Price rise and some old lessons

Why we need today the markets of Alauddin Khalji

July 21, 2018 08:35 pm | Updated 08:35 pm IST

It was a Sunday morning and I was laying down lazily on the sofa watching the highlights of football World Cup match. My mother who came back from market was very upset and angry. “The vegetable prices are going up!” she said with raised eyebrows. Following her through the door, my father said: “Petrol prices are going up too!” Both of them were visibly upset as this would dent their monthly budget. All through this, I lay there on the couch nonchalantly, flipping TV channels. I stopped at one of the popular songs, ‘ghoomar’ from the movie Padmavat. It reminded me of Alauddin Khalji.

Market control

Alauddin Khalji, who was one of the greatest rulers of the Delhi Sultanate, ruled between 1296 and 1316 A.D. He is known to have taken up many reforms during his era. Of those, one thing, which stands out, is the market control policy. Alauddin successfully employed a policy of market control in which the price of every single item was fixed. Starting from necessities such as rice, wheat and coarse grains to luxury items such as silk cloth, muslin cloth, gold and so on, all prices were fixed. Even the price of horses was fixed. The prices were pretty low too. For example, one tanka, the equivalent of today’s rupee, could fetch nearly 190 kg of rice or wheat.

There were designated markets where all the traders were supposed to bring their goods and sell them at the prices fixed by the sultan. There were special officers employed to monitor the prices in the market, who reported to sultan directly. Strict punishment was given to traders who violated the price norms. Many historians consider this policy a ‘wonder’. There was no ‘inflation’ or ‘price rise’ during the complete age.

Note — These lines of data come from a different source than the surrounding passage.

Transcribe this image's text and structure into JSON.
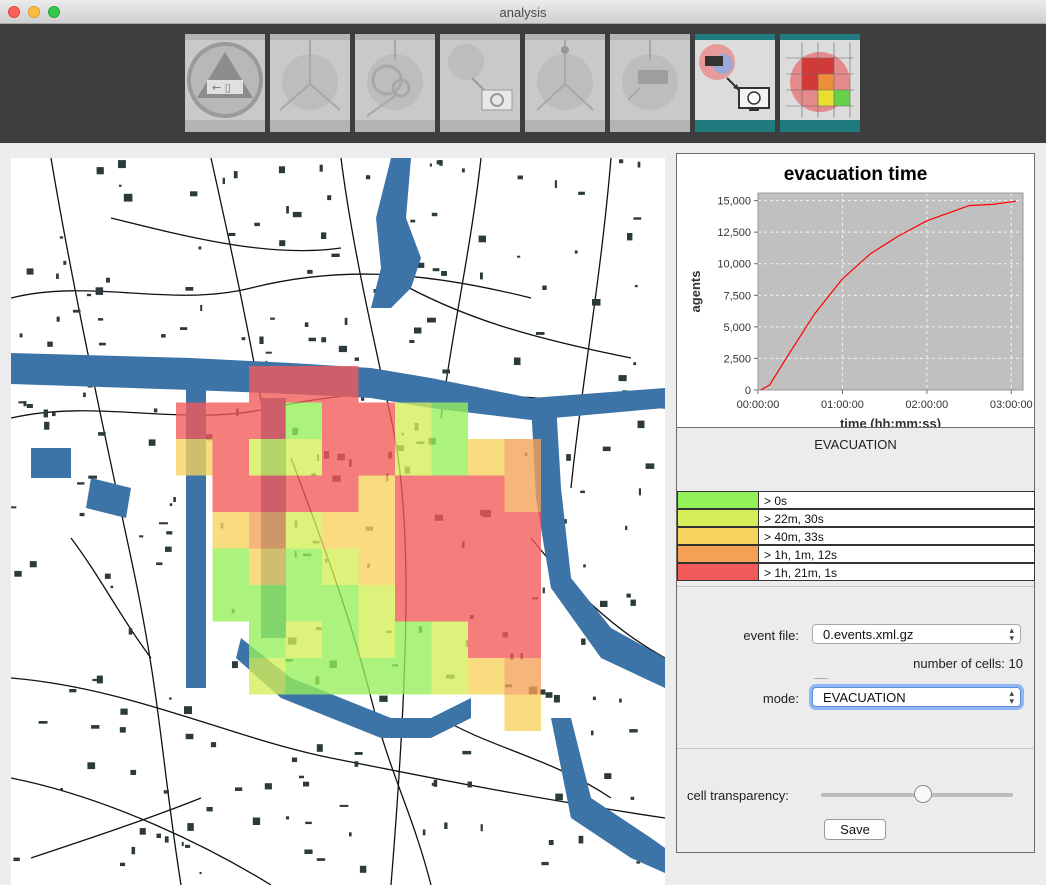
{
  "window": {
    "title": "analysis"
  },
  "toolbar": {
    "tools": [
      {
        "name": "evacuation-area-tool",
        "active": false
      },
      {
        "name": "network-tool",
        "active": false
      },
      {
        "name": "population-tool",
        "active": false
      },
      {
        "name": "simulation-export-tool",
        "active": false
      },
      {
        "name": "road-closure-tool",
        "active": false
      },
      {
        "name": "bus-stop-tool",
        "active": false
      },
      {
        "name": "simulation-run-tool",
        "active": true
      },
      {
        "name": "analysis-grid-tool",
        "active": true
      }
    ]
  },
  "chart_data": {
    "type": "line",
    "title": "evacuation time",
    "xlabel": "time (hh:mm:ss)",
    "ylabel": "agents",
    "x_ticks": [
      "00:00:00",
      "01:00:00",
      "02:00:00",
      "03:00:00"
    ],
    "y_ticks": [
      "0",
      "2,500",
      "5,000",
      "7,500",
      "10,000",
      "12,500",
      "15,000"
    ],
    "xlim_seconds": [
      0,
      11300
    ],
    "ylim": [
      0,
      15600
    ],
    "grid": true,
    "series": [
      {
        "color": "#ff0000",
        "points": [
          [
            120,
            0
          ],
          [
            500,
            400
          ],
          [
            1200,
            2500
          ],
          [
            2400,
            6000
          ],
          [
            3600,
            8800
          ],
          [
            4800,
            10800
          ],
          [
            6000,
            12200
          ],
          [
            7200,
            13400
          ],
          [
            8400,
            14200
          ],
          [
            9000,
            14600
          ],
          [
            10000,
            14700
          ],
          [
            11000,
            14950
          ]
        ]
      }
    ]
  },
  "legend": {
    "title": "EVACUATION",
    "rows": [
      {
        "label": "> 0s",
        "color": "#94f05a"
      },
      {
        "label": "> 22m, 30s",
        "color": "#d4ee57"
      },
      {
        "label": "> 40m, 33s",
        "color": "#f6d35c"
      },
      {
        "label": "> 1h, 1m, 12s",
        "color": "#f4a156"
      },
      {
        "label": "> 1h, 21m, 1s",
        "color": "#f25a59"
      }
    ]
  },
  "controls": {
    "event_file_label": "event file:",
    "event_file_value": "0.events.xml.gz",
    "cells_text": "number of cells: 10",
    "mode_label": "mode:",
    "mode_value": "EVACUATION",
    "transparency_label": "cell transparency:",
    "transparency_value": 0.53,
    "save_label": "Save"
  },
  "map": {
    "water_color": "#3d74a8",
    "cell_levels": [
      [
        -1,
        -1,
        4,
        4,
        4,
        -1,
        -1,
        -1,
        -1,
        -1
      ],
      [
        4,
        4,
        4,
        0,
        4,
        4,
        1,
        0,
        -1,
        -1
      ],
      [
        2,
        4,
        1,
        1,
        4,
        4,
        1,
        0,
        2,
        3
      ],
      [
        -1,
        4,
        4,
        4,
        4,
        2,
        4,
        4,
        4,
        3
      ],
      [
        -1,
        2,
        3,
        1,
        2,
        2,
        4,
        4,
        4,
        4
      ],
      [
        -1,
        0,
        2,
        0,
        1,
        2,
        4,
        4,
        4,
        4
      ],
      [
        -1,
        0,
        0,
        0,
        0,
        1,
        4,
        4,
        4,
        4
      ],
      [
        -1,
        -1,
        0,
        1,
        0,
        1,
        0,
        1,
        4,
        4
      ],
      [
        -1,
        -1,
        1,
        0,
        0,
        0,
        0,
        1,
        2,
        3
      ],
      [
        -1,
        -1,
        -1,
        -1,
        -1,
        -1,
        -1,
        -1,
        -1,
        2
      ]
    ]
  }
}
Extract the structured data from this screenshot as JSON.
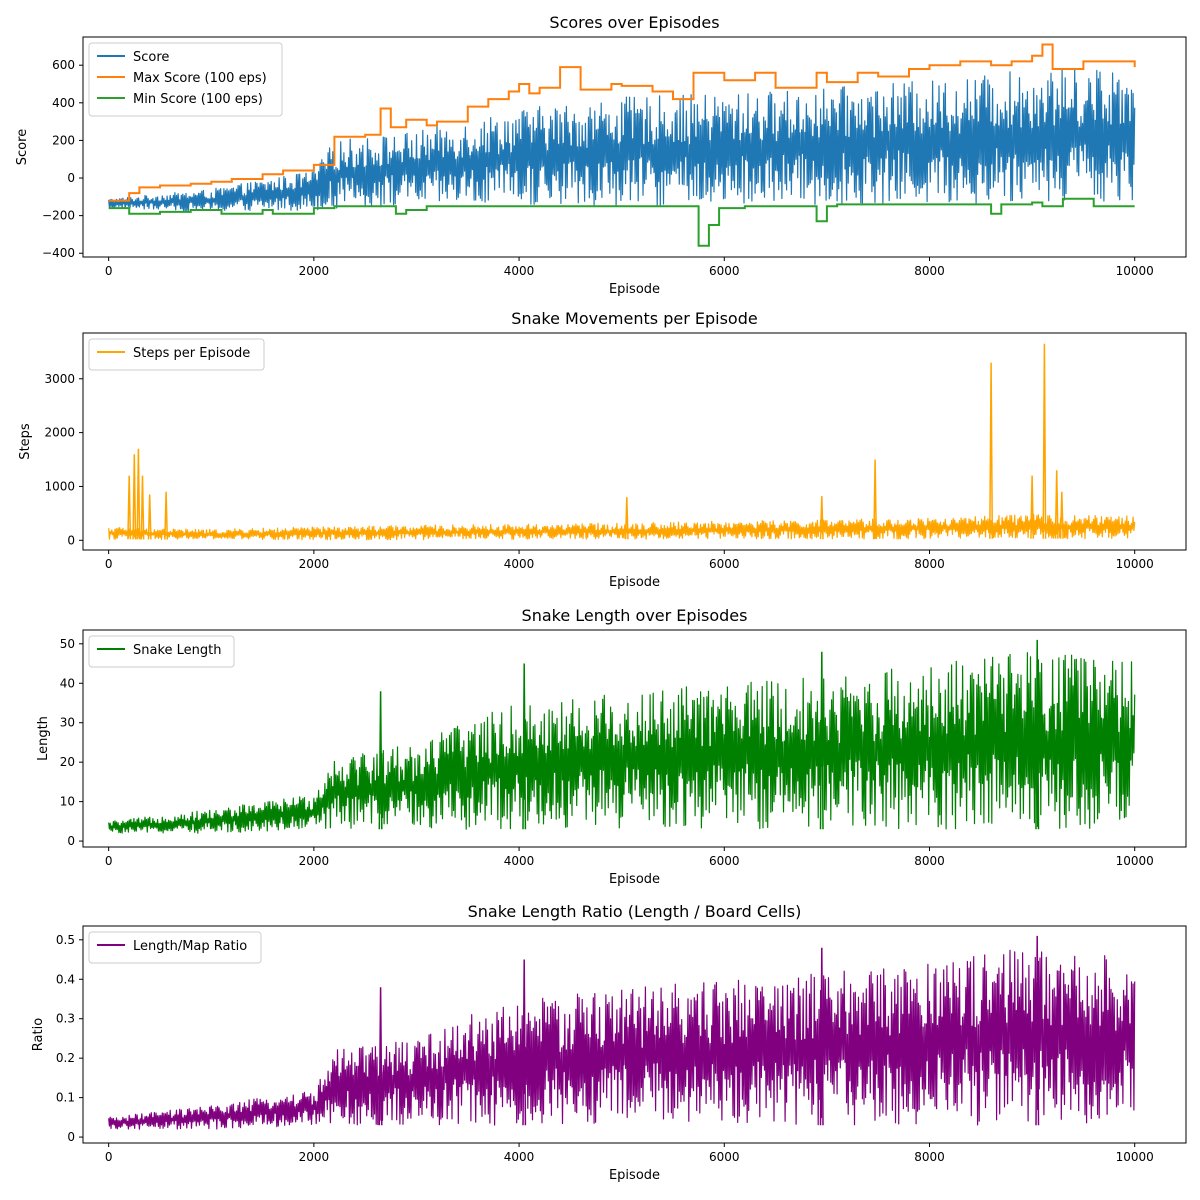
{
  "chart_data": [
    {
      "type": "line",
      "title": "Scores over Episodes",
      "xlabel": "Episode",
      "ylabel": "Score",
      "xlim": [
        -250,
        10500
      ],
      "ylim": [
        -420,
        750
      ],
      "xticks": [
        0,
        2000,
        4000,
        6000,
        8000,
        10000
      ],
      "yticks": [
        -400,
        -200,
        0,
        200,
        400,
        600
      ],
      "legend_position": "top-left",
      "grid": false,
      "series": [
        {
          "name": "Score",
          "color": "#1f77b4",
          "style": "noisy-band",
          "x": [
            0,
            1000,
            2000,
            2200,
            3000,
            4000,
            5000,
            6000,
            7000,
            8000,
            9000,
            10000
          ],
          "upper": [
            -110,
            -60,
            40,
            200,
            250,
            370,
            430,
            450,
            480,
            520,
            580,
            600
          ],
          "lower": [
            -160,
            -180,
            -170,
            -160,
            -150,
            -150,
            -150,
            -150,
            -140,
            -140,
            -130,
            -120
          ]
        },
        {
          "name": "Max Score (100 eps)",
          "color": "#ff7f0e",
          "style": "step",
          "x": [
            0,
            200,
            300,
            500,
            800,
            1000,
            1200,
            1500,
            1700,
            2000,
            2200,
            2500,
            2650,
            2750,
            2900,
            3100,
            3200,
            3500,
            3700,
            3900,
            4000,
            4100,
            4200,
            4400,
            4600,
            4900,
            5000,
            5300,
            5500,
            5700,
            6000,
            6300,
            6500,
            6900,
            7000,
            7300,
            7500,
            7800,
            8000,
            8300,
            8600,
            8800,
            9000,
            9100,
            9200,
            9500,
            10000
          ],
          "values": [
            -120,
            -80,
            -50,
            -40,
            -30,
            -20,
            -5,
            20,
            40,
            70,
            220,
            230,
            370,
            270,
            310,
            280,
            300,
            380,
            420,
            460,
            500,
            450,
            480,
            590,
            470,
            500,
            490,
            460,
            420,
            560,
            520,
            560,
            480,
            560,
            510,
            560,
            540,
            580,
            600,
            620,
            600,
            620,
            650,
            710,
            580,
            620,
            590
          ]
        },
        {
          "name": "Min Score (100 eps)",
          "color": "#2ca02c",
          "style": "step",
          "x": [
            0,
            200,
            500,
            800,
            1100,
            1500,
            1600,
            2000,
            2200,
            2800,
            2900,
            3100,
            5700,
            5750,
            5850,
            5950,
            6200,
            6900,
            7000,
            7100,
            8000,
            8600,
            8700,
            9000,
            9100,
            9300,
            9600,
            10000
          ],
          "values": [
            -160,
            -190,
            -180,
            -170,
            -190,
            -170,
            -190,
            -160,
            -150,
            -190,
            -170,
            -150,
            -150,
            -360,
            -250,
            -160,
            -150,
            -230,
            -150,
            -140,
            -140,
            -190,
            -140,
            -130,
            -150,
            -110,
            -150,
            -150
          ]
        }
      ]
    },
    {
      "type": "line",
      "title": "Snake Movements per Episode",
      "xlabel": "Episode",
      "ylabel": "Steps",
      "xlim": [
        -250,
        10500
      ],
      "ylim": [
        -180,
        3850
      ],
      "xticks": [
        0,
        2000,
        4000,
        6000,
        8000,
        10000
      ],
      "yticks": [
        0,
        1000,
        2000,
        3000
      ],
      "legend_position": "top-left",
      "grid": false,
      "series": [
        {
          "name": "Steps per Episode",
          "color": "#ffa500",
          "style": "noisy-band",
          "x": [
            0,
            1000,
            2000,
            3000,
            4000,
            5000,
            6000,
            7000,
            8000,
            9000,
            10000
          ],
          "upper": [
            250,
            200,
            250,
            280,
            300,
            320,
            360,
            380,
            420,
            480,
            450
          ],
          "lower": [
            20,
            10,
            10,
            10,
            20,
            20,
            20,
            20,
            30,
            30,
            30
          ],
          "spikes": [
            [
              200,
              1200
            ],
            [
              250,
              1600
            ],
            [
              290,
              1700
            ],
            [
              330,
              1200
            ],
            [
              400,
              850
            ],
            [
              560,
              900
            ],
            [
              5050,
              800
            ],
            [
              6950,
              820
            ],
            [
              7470,
              1500
            ],
            [
              8600,
              3300
            ],
            [
              9000,
              1200
            ],
            [
              9120,
              3650
            ],
            [
              9240,
              1300
            ],
            [
              9290,
              900
            ]
          ]
        }
      ]
    },
    {
      "type": "line",
      "title": "Snake Length over Episodes",
      "xlabel": "Episode",
      "ylabel": "Length",
      "xlim": [
        -250,
        10500
      ],
      "ylim": [
        -1.5,
        53.5
      ],
      "xticks": [
        0,
        2000,
        4000,
        6000,
        8000,
        10000
      ],
      "yticks": [
        0,
        10,
        20,
        30,
        40,
        50
      ],
      "legend_position": "top-left",
      "grid": false,
      "series": [
        {
          "name": "Snake Length",
          "color": "#008000",
          "style": "noisy-band",
          "x": [
            0,
            1000,
            2000,
            2200,
            3000,
            3400,
            4000,
            5000,
            6000,
            7000,
            8000,
            9000,
            10000
          ],
          "upper": [
            5,
            8,
            12,
            22,
            25,
            30,
            35,
            38,
            40,
            42,
            45,
            48,
            46
          ],
          "lower": [
            2,
            2,
            3,
            3,
            3,
            3,
            3,
            3,
            3,
            3,
            3,
            3,
            3
          ],
          "spikes": [
            [
              2650,
              38
            ],
            [
              4050,
              45
            ],
            [
              6950,
              48
            ],
            [
              9050,
              51
            ]
          ]
        }
      ]
    },
    {
      "type": "line",
      "title": "Snake Length Ratio (Length / Board Cells)",
      "xlabel": "Episode",
      "ylabel": "Ratio",
      "xlim": [
        -250,
        10500
      ],
      "ylim": [
        -0.015,
        0.535
      ],
      "xticks": [
        0,
        2000,
        4000,
        6000,
        8000,
        10000
      ],
      "yticks": [
        0.0,
        0.1,
        0.2,
        0.3,
        0.4,
        0.5
      ],
      "legend_position": "top-left",
      "grid": false,
      "series": [
        {
          "name": "Length/Map Ratio",
          "color": "#800080",
          "style": "noisy-band",
          "x": [
            0,
            1000,
            2000,
            2200,
            3000,
            3400,
            4000,
            5000,
            6000,
            7000,
            8000,
            9000,
            10000
          ],
          "upper": [
            0.05,
            0.08,
            0.12,
            0.22,
            0.25,
            0.3,
            0.35,
            0.38,
            0.4,
            0.42,
            0.45,
            0.48,
            0.46
          ],
          "lower": [
            0.02,
            0.02,
            0.03,
            0.03,
            0.03,
            0.03,
            0.03,
            0.03,
            0.03,
            0.03,
            0.03,
            0.03,
            0.03
          ],
          "spikes": [
            [
              2650,
              0.38
            ],
            [
              4050,
              0.45
            ],
            [
              6950,
              0.48
            ],
            [
              9050,
              0.51
            ]
          ]
        }
      ]
    }
  ]
}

The reasons for this experiment are many, and modern-day historians still debate its intention. However, the market control policy of Alauddin Khalji was no doubt a huge success.

Problems of the age

Today the words ‘inflation’ or ‘price rise’ send shivers down the spines of many families of India. Various reasons cause severe anxiety among people viz., When Rupee falls in comparison with dollar due to American monetary policy, when there is rainfall deficit in a particular year, when government announces increase in MSP, when OPEC countries decide to control crude oil output, when America and China indulge in a trade war, when people like Vijay Mallya give interviews from London, when it is known that Nirav Modi has multiple passports, and finally when the monetary policy committee headed by the Governor of the Reserve Bank of India decides to increase the repo rate. When any of these or all of these happen (Incidentally, all of these are happening together), People know that they are up for shelling out more from their pockets! This severely upsets budgets of many families in India who plan their budget books meticulously.

Can he come back?

So in the present age, do we need Alauddin Khalji to check the price rise and Inflation? With distinguished economic pundits advocating free market mechanism and the world moving more and more towards capitalistic economy can anyone who thinks or acts like Alauddin even be born? Any such thought or even such theory would be brushed aside by modern day economists as absurd! They would bombard you with theories of Demand supply curves, explain law of diminishing marginal utility, explain how the invisible hand in market works, how inflation is good for economy as it projects the aggregate demand and will keep firms happy. In short, they would tell you everything except things you understand. Anyone who talks of ‘price control’ will be termed an idiot who does not understand the basics of economics.

While Alauddin Khalji faced only the Mongol challenge, the challenges we face today are many. To dream of market control similar to that of Alauddin’s era may be utopian and improbable today. Globalisation has significantly united all the

economies and made them inter-dependent. Anything happening anywhere in the world is going to impact Indian markets and Indian goods. Even foreign direct investment (FDI) inflow or outflow levels can impact your vegetable prices.

So, for now, bye bye, Alauddin Khalji. We have no place for people like you. We will only talk about your fiction stories like Padmavat and not about your market control, which actually happened.

I will definitely remember you next time when my mother complains of price increase in toor dal or wheat. I will introduce you to her and convince her that this will keep happening in your absence and ask her to be cautious. But from the bottom of my heart I only wish someone in our generation meets your distant relative at least.